An alert wizard for configuring alert rules on Graylog.
Perfect for example to configure together and at the same time a stream, an alert condition and a logging alert notification.
Required Graylog version: 3.0.x
Required Graylog plugins:
| Wizard Plugin Version | Graylog Version | Logging Alert Plugin Version | Aggregation Count Plugin Version | Correlation Count Plugin Version |
|---|---|---|---|---|
| 1.0.0 | 2.4.x | 1.0.x | 1.0.x | 1.0.x |
| 1.1.x | 2.5.x | 1.0.x | 1.0.x | 1.0.x |
| 2.0.x | 2.5.x | 1.1.x | 1.1.x | 1.1.x |
| 3.0.x | 3.0.x | 1.2.x | 1.2.x | 1.2.x |
| 3.1.x | 3.0.x | 1.2.x | 1.2.x | 1.2.x |
WARNING: The REST API for the Wizard Configuration has changed.
WARNING: With Wizard plugin in version 2.0.0 and higher you can't import alert rules that have been exported from version 1.X.X.
Upgrading notice:
- Import your alert rules from version 1.X.X
- Upgrade to version 2.0.0
- Export your alert rules in the new format
Download the plugin
and place the .jar file in your Graylog plugin directory. The plugin directory
is the plugins/ folder relative from your graylog-server directory by default
and can be configured in your graylog.conf file.
Restart graylog-server and you are done.
WARNING: The first time your create a rule with a list, the Wizard automatically create a lookup with cache and data adapter. But you must manually set up the authorization key with your login:password in base 64 for the data adapter.
The field "Name" should be filled by "Authorization"
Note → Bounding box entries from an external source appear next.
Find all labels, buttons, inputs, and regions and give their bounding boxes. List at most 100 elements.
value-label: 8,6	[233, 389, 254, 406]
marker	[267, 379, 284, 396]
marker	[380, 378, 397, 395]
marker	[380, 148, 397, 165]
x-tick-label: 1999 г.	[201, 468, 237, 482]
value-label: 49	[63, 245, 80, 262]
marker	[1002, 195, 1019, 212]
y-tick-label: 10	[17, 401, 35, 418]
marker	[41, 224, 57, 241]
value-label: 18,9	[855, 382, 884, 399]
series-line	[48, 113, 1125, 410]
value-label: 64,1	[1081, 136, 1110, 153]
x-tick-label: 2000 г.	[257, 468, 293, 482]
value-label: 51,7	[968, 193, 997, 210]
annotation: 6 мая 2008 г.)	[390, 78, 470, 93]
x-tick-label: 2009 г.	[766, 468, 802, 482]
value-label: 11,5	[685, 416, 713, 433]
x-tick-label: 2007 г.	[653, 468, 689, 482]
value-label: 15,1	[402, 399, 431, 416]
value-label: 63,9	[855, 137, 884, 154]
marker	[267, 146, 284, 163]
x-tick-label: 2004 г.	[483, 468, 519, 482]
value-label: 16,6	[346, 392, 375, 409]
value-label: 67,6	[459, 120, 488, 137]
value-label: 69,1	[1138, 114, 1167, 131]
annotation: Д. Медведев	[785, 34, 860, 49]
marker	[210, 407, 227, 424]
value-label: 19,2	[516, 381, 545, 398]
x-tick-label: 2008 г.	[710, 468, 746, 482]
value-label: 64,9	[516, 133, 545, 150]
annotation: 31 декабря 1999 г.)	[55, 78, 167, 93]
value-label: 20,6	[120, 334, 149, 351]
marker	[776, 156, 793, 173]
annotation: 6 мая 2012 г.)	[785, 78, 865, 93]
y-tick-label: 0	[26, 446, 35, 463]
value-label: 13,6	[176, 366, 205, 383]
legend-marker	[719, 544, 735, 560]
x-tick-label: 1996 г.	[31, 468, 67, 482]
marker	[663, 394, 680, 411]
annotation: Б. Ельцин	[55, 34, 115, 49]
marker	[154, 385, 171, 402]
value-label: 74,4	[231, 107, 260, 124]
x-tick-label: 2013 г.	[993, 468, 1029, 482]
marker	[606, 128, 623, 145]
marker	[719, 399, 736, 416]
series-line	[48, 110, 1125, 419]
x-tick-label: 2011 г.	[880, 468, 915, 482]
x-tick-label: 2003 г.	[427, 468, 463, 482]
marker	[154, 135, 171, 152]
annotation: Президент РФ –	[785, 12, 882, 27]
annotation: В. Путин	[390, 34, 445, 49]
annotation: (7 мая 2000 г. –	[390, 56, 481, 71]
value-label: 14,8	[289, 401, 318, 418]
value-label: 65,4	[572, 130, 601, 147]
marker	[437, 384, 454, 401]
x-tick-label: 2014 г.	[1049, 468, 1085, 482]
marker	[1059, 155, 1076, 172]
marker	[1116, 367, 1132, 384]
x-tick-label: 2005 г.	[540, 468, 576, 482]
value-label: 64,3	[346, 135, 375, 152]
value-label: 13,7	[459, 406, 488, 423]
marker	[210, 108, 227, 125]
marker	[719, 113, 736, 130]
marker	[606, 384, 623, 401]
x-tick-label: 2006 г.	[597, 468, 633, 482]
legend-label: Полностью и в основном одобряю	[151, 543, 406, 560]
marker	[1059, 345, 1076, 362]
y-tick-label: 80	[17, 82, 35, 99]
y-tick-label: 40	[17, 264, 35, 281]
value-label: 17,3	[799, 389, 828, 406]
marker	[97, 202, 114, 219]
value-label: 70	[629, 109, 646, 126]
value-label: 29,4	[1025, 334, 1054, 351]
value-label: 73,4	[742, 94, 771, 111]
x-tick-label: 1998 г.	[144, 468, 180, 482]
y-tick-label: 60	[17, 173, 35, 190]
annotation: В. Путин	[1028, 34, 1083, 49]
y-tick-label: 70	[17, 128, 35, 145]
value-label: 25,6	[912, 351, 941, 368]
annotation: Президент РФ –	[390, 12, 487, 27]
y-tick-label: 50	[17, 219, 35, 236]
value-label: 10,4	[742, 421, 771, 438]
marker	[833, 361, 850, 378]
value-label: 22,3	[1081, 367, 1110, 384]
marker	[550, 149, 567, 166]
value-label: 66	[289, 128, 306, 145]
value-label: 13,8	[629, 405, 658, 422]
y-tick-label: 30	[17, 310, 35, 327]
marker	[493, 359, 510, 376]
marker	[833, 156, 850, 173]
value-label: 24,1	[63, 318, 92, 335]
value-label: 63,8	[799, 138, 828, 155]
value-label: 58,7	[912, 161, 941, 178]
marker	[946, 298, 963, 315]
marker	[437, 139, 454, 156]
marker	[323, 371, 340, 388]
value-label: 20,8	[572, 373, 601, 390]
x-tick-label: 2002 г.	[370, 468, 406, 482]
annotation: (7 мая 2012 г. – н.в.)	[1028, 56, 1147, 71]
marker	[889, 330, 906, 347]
The field "Value" should be filled by "Basic" followed by "user:password" in base64 for example "Basic TXlVc2Vy0k15UGFzc3dvcmQK" where TXlVc2Vy0k15UGFzc3dvcmQK is the result of "echo 'MyUser:MyPassword'|base64"
MyUser must be a user with admin rights
This project is using Maven 3 and requires Java 8 or higher.
- Clone this repository.
- Run
mvn packageto build a JAR file. - Optional: Run
mvn jdeb:jdebandmvn rpm:rpmto create a DEB and RPM package respectively. - Copy generated JAR file in target directory to your Graylog plugin directory.
- Restart the Graylog.
This plugin is released under version 3.0 of the GNU General Public License.